0 Replies Latest reply on Sep 1, 2015 9:01 PM by Dave E

    AJP Authorization   with roles

    Dave E Newbie

      I need to have windows integrated authentication(via IIS8) working with JBOSS EAP 6.2 and Spnego authentication

       

      The connection between the 2 is working fine and authentication works but Role Authorization seems to fail.

       

      I end up getting a '403 - Forbidden: Access is denied'


      The log file shows

      Calling hasUserDataPermission()

      Calling authenticate()

      Already authenticated 'mydomain\myuserID'   

      Calling accessControl()

      Failed accessControl() test

       

      So it looks like my user ID is passed and authenitcated but getting errors on Authorization similar to what Ales is describing here https://developer.jboss.org/thread/195834

       

      with the tomcatAuthentication flag artificially set to false, it  is not possible to make use of the security-domain configuration, namely its authorization configuration.
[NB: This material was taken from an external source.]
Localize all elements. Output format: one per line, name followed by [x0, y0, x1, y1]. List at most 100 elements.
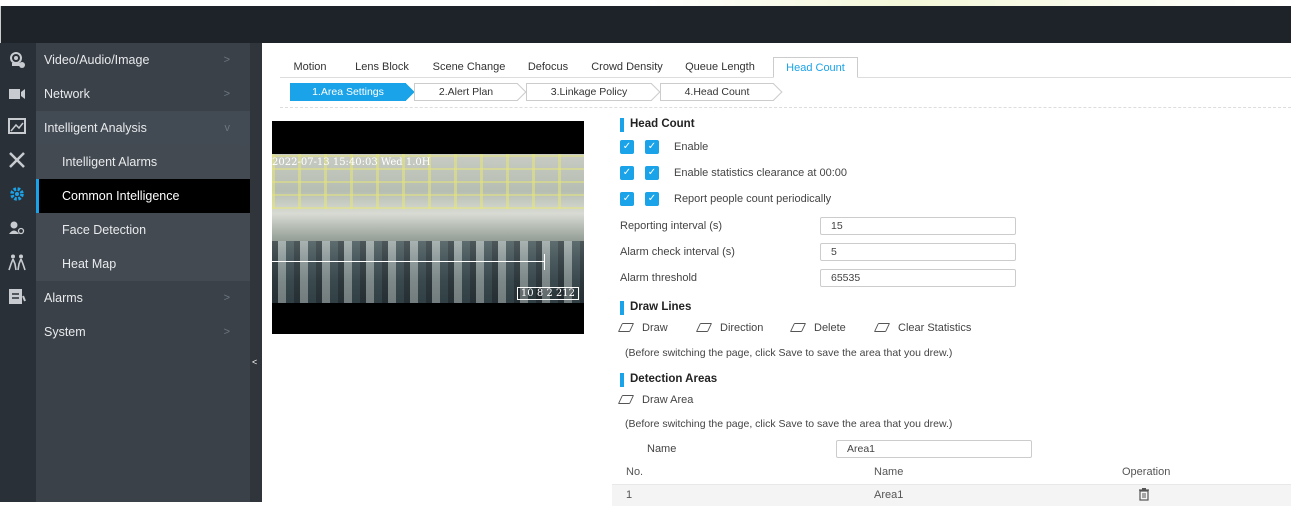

The reason here is that the JBoss's class org.jboss.as.web.security.JBossWebRealm that evaluates the user's role, delegates to the Tomcat class org.apache.catalina.realm.RealmBase. The RealmBase uses the following code:

       

       

      public boolean hasRole(Principal principal, String role) {      if ((principal == null) || (role == null) || !(principal instanceof GenericPrincipal)) {           return false;      } ... } 

       

       

       

      The authorization evaluation will always yield false since the Principal created using  the Apache's AJP13_FORWARD_REQUEST?remote_user data is of class  org.apache.catalina.connector.CoyotePrincipal, not org.apache.catalina.realm.GenericPrincipal created normally during form based authentication. But the story does not end here either.

       

       

      Same issue is also described here Tomcat - User - Tomcat7: debugging realms - a howto?   seems like that user created a patch for tomcat? Is this something I can get applied to JBOSS?